The design of the template should be simple: minimal graphics and logos, maximum screen space (see a previous post here). My favorite is really simple: a nicely designed title page followed by a completely white page for the rest of the deck.

So what does matter? The technical PowerPoint stuff that helps thousands of employees with only a very basic understanding of PowerPoint do the right thing. Before letting the genie out of the bottle and releasing a new template to the whole organization check the following:

  • Are the RGB codes of the color scheme coded correctly as standard colors? In 99% of all templates I see, PowerPoint offers the default blue, green, red color options when drawing a shape in a template. Easy to fix.
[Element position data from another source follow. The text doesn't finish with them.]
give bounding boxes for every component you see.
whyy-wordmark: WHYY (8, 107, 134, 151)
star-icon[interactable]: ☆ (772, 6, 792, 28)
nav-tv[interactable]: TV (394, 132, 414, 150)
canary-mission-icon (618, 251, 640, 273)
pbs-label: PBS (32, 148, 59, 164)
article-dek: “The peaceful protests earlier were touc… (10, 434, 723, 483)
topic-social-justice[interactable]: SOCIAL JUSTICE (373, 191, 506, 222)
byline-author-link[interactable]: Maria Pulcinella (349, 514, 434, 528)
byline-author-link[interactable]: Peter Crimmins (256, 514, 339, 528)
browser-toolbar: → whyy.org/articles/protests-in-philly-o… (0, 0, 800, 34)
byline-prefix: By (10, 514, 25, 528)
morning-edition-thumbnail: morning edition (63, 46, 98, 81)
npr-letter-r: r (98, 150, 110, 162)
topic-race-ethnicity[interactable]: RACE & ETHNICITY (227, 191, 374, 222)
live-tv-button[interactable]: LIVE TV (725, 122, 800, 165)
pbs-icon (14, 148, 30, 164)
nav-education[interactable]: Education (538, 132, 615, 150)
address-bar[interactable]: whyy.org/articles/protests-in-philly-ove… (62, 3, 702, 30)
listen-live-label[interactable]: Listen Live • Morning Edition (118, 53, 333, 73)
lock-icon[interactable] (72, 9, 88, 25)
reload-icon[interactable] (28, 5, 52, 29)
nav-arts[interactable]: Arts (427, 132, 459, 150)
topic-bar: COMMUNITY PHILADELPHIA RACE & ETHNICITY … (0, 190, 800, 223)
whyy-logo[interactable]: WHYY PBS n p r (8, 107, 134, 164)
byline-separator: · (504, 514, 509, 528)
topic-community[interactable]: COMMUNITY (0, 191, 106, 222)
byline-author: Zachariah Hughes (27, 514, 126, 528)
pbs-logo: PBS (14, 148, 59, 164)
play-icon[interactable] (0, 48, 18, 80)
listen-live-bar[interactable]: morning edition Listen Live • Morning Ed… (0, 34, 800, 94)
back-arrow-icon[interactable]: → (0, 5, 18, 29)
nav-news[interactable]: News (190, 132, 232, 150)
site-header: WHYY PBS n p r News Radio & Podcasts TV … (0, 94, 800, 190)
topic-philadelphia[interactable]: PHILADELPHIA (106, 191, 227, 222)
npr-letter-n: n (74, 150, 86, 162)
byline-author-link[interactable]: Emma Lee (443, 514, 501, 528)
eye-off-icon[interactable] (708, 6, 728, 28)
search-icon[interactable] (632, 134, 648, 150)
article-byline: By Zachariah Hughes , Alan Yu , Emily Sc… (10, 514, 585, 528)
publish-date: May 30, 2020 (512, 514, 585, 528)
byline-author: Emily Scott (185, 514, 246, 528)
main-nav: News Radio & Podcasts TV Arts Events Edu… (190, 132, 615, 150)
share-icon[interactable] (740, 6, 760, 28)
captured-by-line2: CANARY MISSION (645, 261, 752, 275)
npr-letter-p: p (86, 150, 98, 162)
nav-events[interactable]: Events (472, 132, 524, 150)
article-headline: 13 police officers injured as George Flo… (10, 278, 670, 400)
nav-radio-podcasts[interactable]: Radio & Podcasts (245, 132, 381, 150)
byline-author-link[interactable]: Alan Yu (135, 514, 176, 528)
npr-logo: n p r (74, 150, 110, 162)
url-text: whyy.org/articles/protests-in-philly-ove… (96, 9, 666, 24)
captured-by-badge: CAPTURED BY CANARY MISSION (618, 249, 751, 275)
  • Are the drawing guides set up correctly so that people align objects correctly on the page? There should be guides that align with screen graphics, and guides that help users position objects on the screen. (Earlier post here)
  • Does the standard blank page pop up correctly when hitting “insert new slide”? Most templates are a bunch of example charts that people can use for inspiration. Nobody uses them, every one clicks “insert new slide” and - if not corrected - gets served the standard Microsoft chart with a big title and a hierarchy of bullets in Calibri font. To fix this, go into view slide master, delete most of the template charts on the left side of the screen and carefully re-design the key blank slide with the correct graphics, colors, and fonts. If you have courage, delete the standard bullet page.
  • Are the standard shapes set correctly? Draw a text box, set the font, right click it and set as default shape. Repeat for a shape (rectangle, anything) and focus on the color, the font, the outline, the shadow, etc. Right click and set as standard shape.
  • Are custom fonts embedded in the file? (PowerPoint Ninja post)
  • Are the page-filling images in title pages and separator pages compressed? If not, a presentation of 2 pages can already take up 5MB in hard disk space. Go into the slide master, select the image, and compress image sizes.
  • Are the data charts formats set up correctly? This is a bit more advanced but should really pay off. See an earlier post on fixing issues.